Horst Bien déclare: l’espace existentiel
d’Isak est épuré de tous les conditionnements de l’histoire; passé,
présent et avenir ne sont pas ici les critères de l’évolution historique
et du changement: ils ne sont que les maillons d’une vie qui s’écoule
éternellement, toujours sous la même forme. Mais cet idéal n’est pas un
pur vœu de l’esprit, une pétition de poète: cette autarcie symbolisée
par Isak est, pour la Norvège, une nécessité politique: la guerre
sous-marine a fragilisé dangereusement l’approvisionnement en vivres du
pays, si bien que l’idéal de la colonisation des terres du Nord devenait
un impératif vital ainsi qu’une politique pour empêcher l’hémorragie
migratoire vers l’Amérique.
C’est aujourd’hui seulement que l’on lit L’Éveil de la glèbe
comme un manifeste écologique. En 1917, rappelle Bien, les Norvégiens
ont lu cet appel de leur poète comme une volonté de survivre dans la
simplicité et le travail, en dehors du tumulte de la guerre que se
livraient des peuples lointains, plus urbanisés et plus décadents. En
Suède, Selma Lagerlöf, en Allemagne, Thomas Mann et en Russie, Maxime Gorki déclarent avec enthousiasme que L’Éveil de la glèbe
les a fascinés et envoûtés. Cet ouvrage apparaissait comme l’expression
d’une ruralité raisonnable face à une urbanité qui venait de déclencher
les sinistres horreurs de la Grande Guerre, mais, en même temps, il est
l’affirmation d’un possible, d’une alternative à l’émigration
norvégienne vers les usines de Chicago (ou vers les horizons plus libres
du Montana, où bon nombre de Norvégiens se sont forgés un destin à la
façon d’Isak!).
Deux autres romans, moins célèbres, Les femmes à la fontaine (1920) et Le dernier chapitre (1923)
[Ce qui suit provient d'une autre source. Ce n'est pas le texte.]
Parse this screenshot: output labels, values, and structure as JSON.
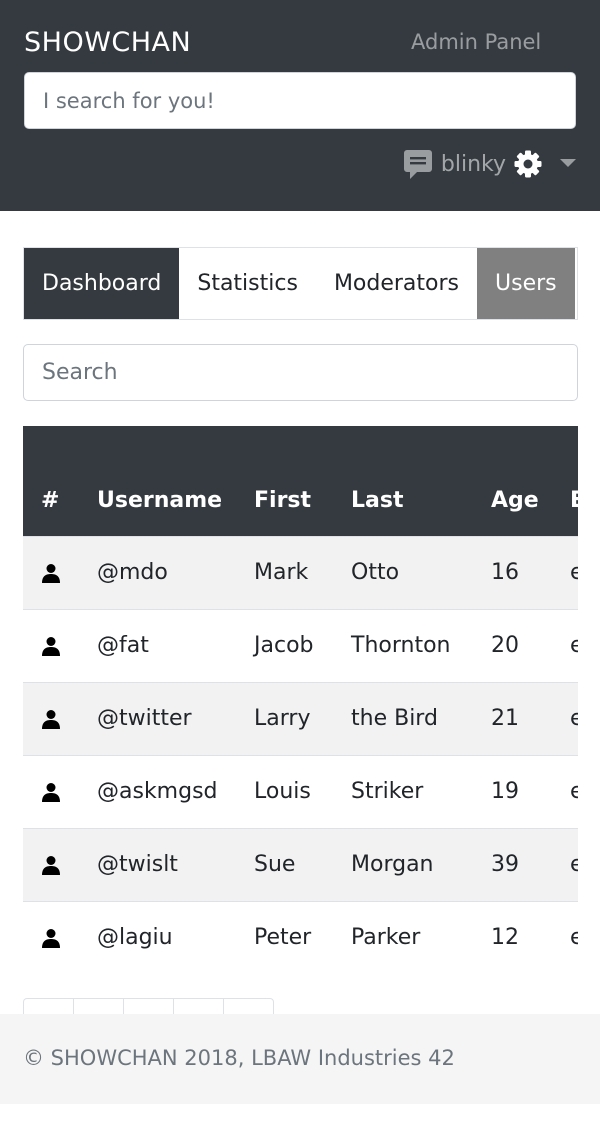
{
  "navbar": {
    "brand": "SHOWCHAN",
    "admin_link": "Admin Panel",
    "search_placeholder": "I search for you!",
    "username": "blinky",
    "icons": [
      "chat-icon",
      "gear-icon",
      "caret-down-icon"
    ]
  },
  "tabs": [
    {
      "label": "Dashboard",
      "state": "dark"
    },
    {
      "label": "Statistics",
      "state": "normal"
    },
    {
      "label": "Moderators",
      "state": "normal"
    },
    {
      "label": "Users",
      "state": "selected"
    }
  ],
  "search": {
    "placeholder": "Search"
  },
  "table": {
    "headers": [
      "#",
      "Username",
      "First",
      "Last",
      "Age",
      "E"
    ],
    "rows": [
      {
        "username": "@mdo",
        "first": "Mark",
        "last": "Otto",
        "age": "16",
        "email": "e"
      },
      {
        "username": "@fat",
        "first": "Jacob",
        "last": "Thornton",
        "age": "20",
        "email": "e"
      },
      {
        "username": "@twitter",
        "first": "Larry",
        "last": "the Bird",
        "age": "21",
        "email": "e"
      },
      {
        "username": "@askmgsd",
        "first": "Louis",
        "last": "Striker",
        "age": "19",
        "email": "e"
      },
      {
        "username": "@twislt",
        "first": "Sue",
        "last": "Morgan",
        "age": "39",
        "email": "e"
      },
      {
        "username": "@lagiu",
        "first": "Peter",
        "last": "Parker",
        "age": "12",
        "email": "e"
      }
    ]
  },
  "footer": {
    "text": "© SHOWCHAN 2018, LBAW Industries 42"
  },
  "colors": {
    "navbar_bg": "#343a40",
    "tab_selected": "#808080",
    "row_striped": "#f2f2f2",
    "footer_bg": "#f5f5f5"
  }
}
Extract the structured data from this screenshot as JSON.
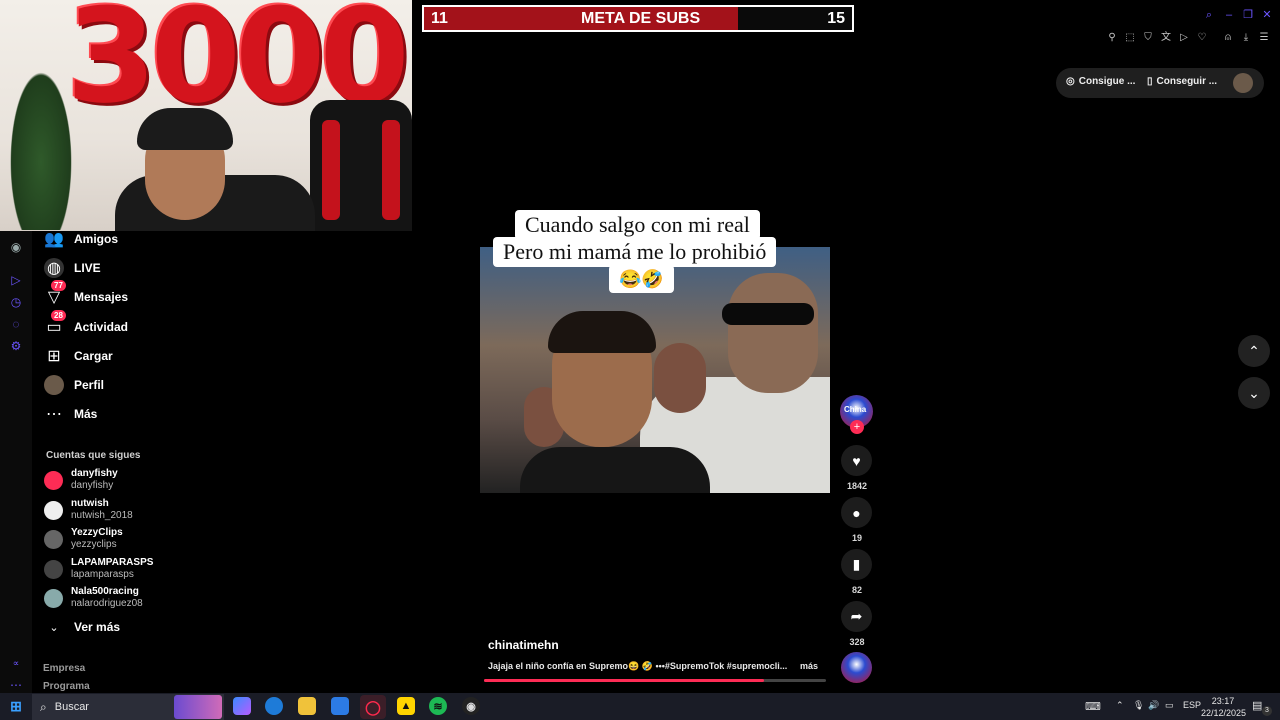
{
  "webcam": {
    "balloon_text": "3000"
  },
  "subgoal": {
    "current": "11",
    "title": "META DE SUBS",
    "target": "15",
    "progress_fraction": 0.7333
  },
  "sidebar": {
    "nav": [
      {
        "label": "Amigos",
        "icon": "friends-icon"
      },
      {
        "label": "LIVE",
        "icon": "live-icon"
      },
      {
        "label": "Mensajes",
        "icon": "messages-icon",
        "badge": "77"
      },
      {
        "label": "Actividad",
        "icon": "activity-icon",
        "badge": "28"
      },
      {
        "label": "Cargar",
        "icon": "upload-icon"
      },
      {
        "label": "Perfil",
        "icon": "profile-avatar"
      },
      {
        "label": "Más",
        "icon": "more-icon"
      }
    ],
    "following_title": "Cuentas que sigues",
    "following": [
      {
        "display": "danyfishy",
        "handle": "danyfishy"
      },
      {
        "display": "nutwish",
        "handle": "nutwish_2018"
      },
      {
        "display": "YezzyClips",
        "handle": "yezzyclips"
      },
      {
        "display": "LAPAMPARASPS",
        "handle": "lapamparasps"
      },
      {
        "display": "Nala500racing",
        "handle": "nalarodriguez08"
      }
    ],
    "see_more": "Ver más",
    "footer": [
      "Empresa",
      "Programa"
    ]
  },
  "topbar": {
    "consigue_label": "Consigue ...",
    "conseguir_label": "Conseguir ..."
  },
  "video": {
    "caption_lines": [
      "Cuando salgo con mi real",
      "Pero mi mamá me lo prohibió",
      "😂🤣"
    ],
    "author": "chinatimehn",
    "description": "Jajaja el niño confía en Supremo😆 🤣 •••#SupremoTok #supremocli...",
    "more_label": "más",
    "likes": "1842",
    "comments": "19",
    "saves": "82",
    "shares": "328",
    "creator_avatar_text": "China",
    "progress_fraction": 0.82
  },
  "taskbar": {
    "search_placeholder": "Buscar",
    "lang": "ESP",
    "time": "23:17",
    "date": "22/12/2025",
    "notif_count": "3"
  },
  "colors": {
    "accent": "#fe2c55",
    "rail_icon": "#6b55ff",
    "subgoal_fill": "#a3121a"
  }
}
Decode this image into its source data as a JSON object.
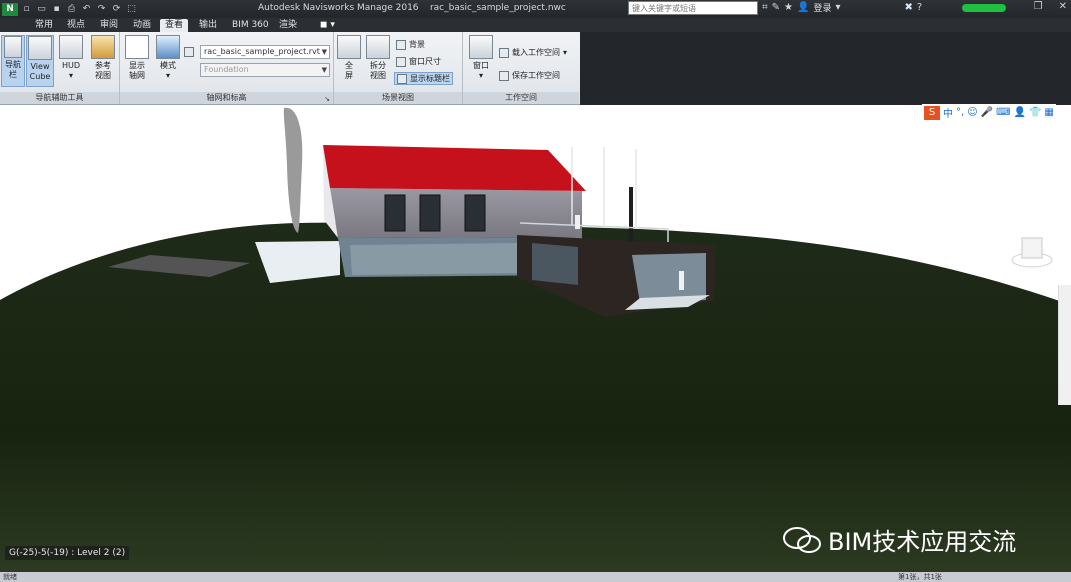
{
  "titlebar": {
    "title": "Autodesk Navisworks Manage 2016",
    "file": "rac_basic_sample_project.nwc",
    "search_placeholder": "键入关键字或短语",
    "login": "登录"
  },
  "menu": {
    "tabs": [
      "常用",
      "视点",
      "审阅",
      "动画",
      "查看",
      "输出",
      "BIM 360",
      "渲染"
    ],
    "active": "查看"
  },
  "ribbon": {
    "nav_group": {
      "title": "导航辅助工具",
      "buttons": [
        {
          "label": "导航\n栏"
        },
        {
          "label": "View\nCube"
        },
        {
          "label": "HUD"
        },
        {
          "label": "参考\n视图"
        }
      ]
    },
    "grid_group": {
      "title": "轴网和标高",
      "show_grid": "显示\n轴网",
      "mode": "模式",
      "file_combo": "rac_basic_sample_project.rvt",
      "level_combo": "Foundation"
    },
    "scene_group": {
      "title": "场景视图",
      "fullscreen": "全\n屏",
      "split": "拆分\n视图",
      "background": "背景",
      "window_size": "窗口尺寸",
      "show_title": "显示标题栏"
    },
    "workspace_group": {
      "title": "工作空间",
      "window": "窗口",
      "load": "载入工作空间",
      "save": "保存工作空间"
    }
  },
  "viewport": {
    "coord_readout": "G(-25)-5(-19) : Level 2 (2)",
    "watermark": "BIM技术应用交流",
    "ime": "中"
  },
  "statusbar": {
    "left": "就绪",
    "pages": "第1张，共1张"
  },
  "colors": {
    "roof": "#c4111b",
    "terrain": "#1b2a16",
    "ribbon": "#e6e9ed"
  }
}
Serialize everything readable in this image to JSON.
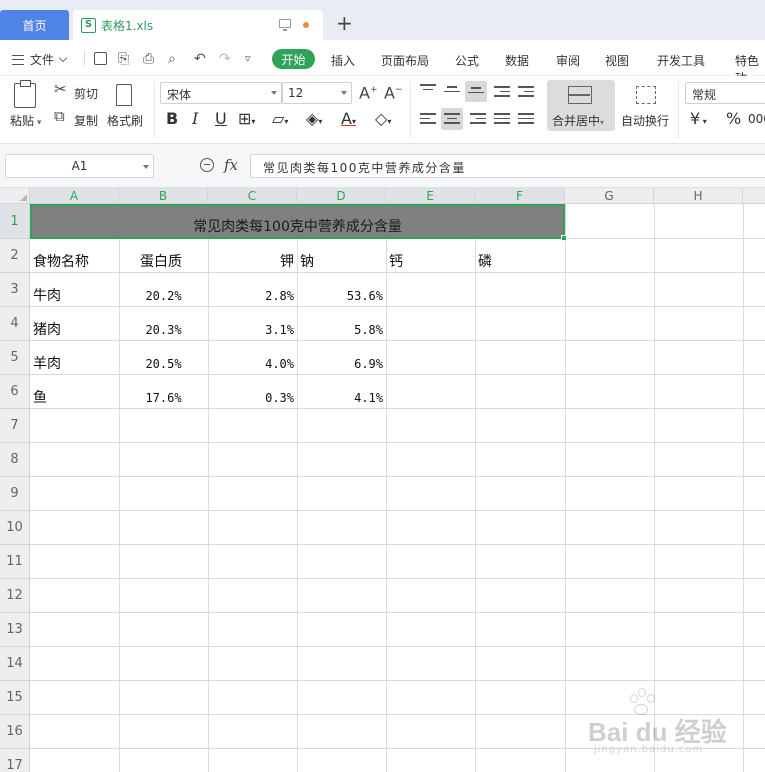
{
  "tabs": {
    "home_label": "首页",
    "file_label": "表格1.xls",
    "new_tab_symbol": "+"
  },
  "menu": {
    "file_label": "文件",
    "items": [
      "开始",
      "插入",
      "页面布局",
      "公式",
      "数据",
      "审阅",
      "视图",
      "开发工具",
      "特色功"
    ],
    "active_index": 0
  },
  "ribbon": {
    "paste_label": "粘贴",
    "cut_label": "剪切",
    "copy_label": "复制",
    "format_painter_label": "格式刷",
    "font_name": "宋体",
    "font_size": "12",
    "bold": "B",
    "italic": "I",
    "underline": "U",
    "merge_label": "合并居中",
    "wrap_label": "自动换行",
    "number_format": "常规",
    "currency_symbol": "¥",
    "percent_symbol": "%"
  },
  "formula_bar": {
    "cell_ref": "A1",
    "fx_label": "fx",
    "content": "常见肉类每100克中营养成分含量"
  },
  "sheet": {
    "columns": [
      "A",
      "B",
      "C",
      "D",
      "E",
      "F",
      "G",
      "H"
    ],
    "rows": [
      "1",
      "2",
      "3",
      "4",
      "5",
      "6",
      "7",
      "8",
      "9",
      "10",
      "11",
      "12",
      "13",
      "14",
      "15",
      "16",
      "17"
    ],
    "title": "常见肉类每100克中营养成分含量",
    "headers": [
      "食物名称",
      "蛋白质",
      "钾",
      "钠",
      "钙",
      "磷"
    ],
    "data": [
      [
        "牛肉",
        "20.2%",
        "2.8%",
        "53.6%"
      ],
      [
        "猪肉",
        "20.3%",
        "3.1%",
        "5.8%"
      ],
      [
        "羊肉",
        "20.5%",
        "4.0%",
        "6.9%"
      ],
      [
        "鱼",
        "17.6%",
        "0.3%",
        "4.1%"
      ]
    ]
  },
  "watermark": {
    "brand": "Bai du 经验",
    "url": "jingyan.baidu.com"
  },
  "colors": {
    "accent_green": "#2fa35a",
    "home_tab_blue": "#4f83e6",
    "merged_fill": "#808080"
  }
}
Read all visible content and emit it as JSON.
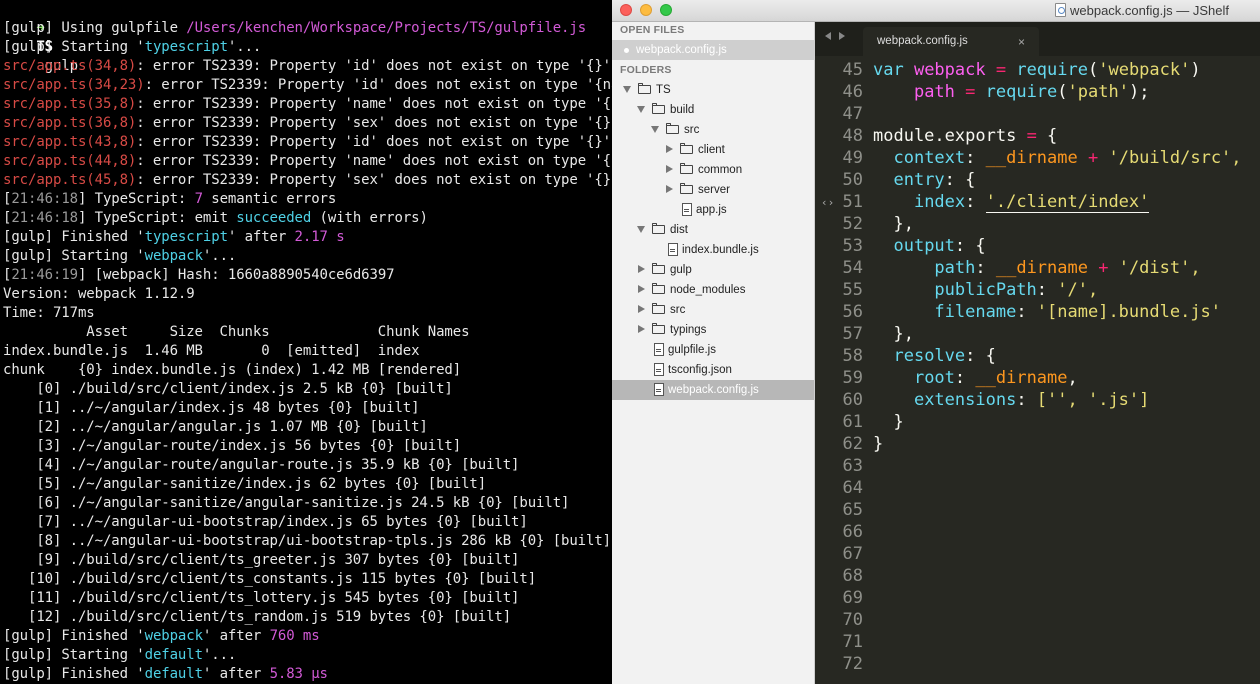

dénoncent avec davantage de pessimisme les séductions offertes par les
petites villes de province étriquées : la vie urbaine est pareille à
celle de ce pauvre marin Oliver, estropié, qui rampe et se traîne sur un
petit espace, comme un oiseau aux ailes coupées. Ou bien, la vie de la
ville est celle d’un sanatorium de montagne: pas d’issue si ce n’est la
mort, ou une vie sans relief. Dans Auguste (1930), l’apprenti-capitaliste maladroit, l’homme aux idées et aux projets foireux, Hamsun
fait le procès direct du capitalisme, sur fond de crise de 1929. Bien
décèle bien le côté tout à la fois génial et illusoire de la propagande
capitaliste et moderniste: le bien-être matériel viendra, par un jour de
chance, comme la fortune, comme le gros lot. Pour cette figure moderne,
à la fois clown, prometteur de beaux jours, bienfaiteur des
pauvres qu’il a lui-même appauvri, héraut de l’âge mécanique, rien n’a
profondeur ni durée, mais tout est spectacle, mise en scène, camouflage
du réel: Hamsun annonce bel et bien Debord et son situationnisme. Tout est manipulable, interchangeable, comme les pièces d’une machine.
La haine de Hamsun
pour l’urbanité, la ville, l’industrie, le système bancaire, l’argent
et le commerce n’a cessé de croître. Le plaidoyer pour le paysan isolé
des marches du Nord, assurant l’autarcie de la Norvège assiégée et
isolée du monde, débouche, chez lui, sur un refus presque sans nuance de
la ville, renforcé encore par le krach de 29, où le
capitalisme apparaît comme une sinistre farce précipitant d’honnêtes
gens, paysans et pécheurs, dans les affres de la misère économique et
surtout de la dépendance. Cette option conduira Hamsun,
comme on le sait, à collaborer avec le Nasjonal Samling de Vidkun
Quisling, parti inspiré par le national-socialisme allemand. Du moins
par ses facettes ruralistes. Toutefois, la grande idée de Hamsun
n’était certes par une collectivité soudée par la discipline militaire
et l’obéissance à un chef, mais l’autonomie absolue de l’homme libre
face à tout le fatras de la Zivilisation. En témoigne cette citation, mise en exergue par Bien, tirée des mémoires de Hamsun,
qui déclarait que les jugements de ses contemporains l’importaient peu
et qu’il s’en référait “à sa propre conscience de ce qui est bien et
mal, juste et injuste”. Le procureur – sans doute un stupide juriste
besogneux et médiocre comme la plupart de ses piètres semblables – qui a
jugé Hamsun est oublié ou son nom n’est plus mentionné qu’en marge des biographies de son illustre condamné. Hamsun
est immortel. Comme les rares Isaks survivants sur cette planète livrés
aux fous sans relief ni fantaisie: marchands, procureurs, banquiers,
fonctionnaires, comptables, etc.
Analyse: Horst Bien, Werke und Wirkung Knut Hamsuns. Eine Bestandsaufnahme, Literaturverlag Norden/Mark Reinhardt, Leverkusen, 1990, 80 p.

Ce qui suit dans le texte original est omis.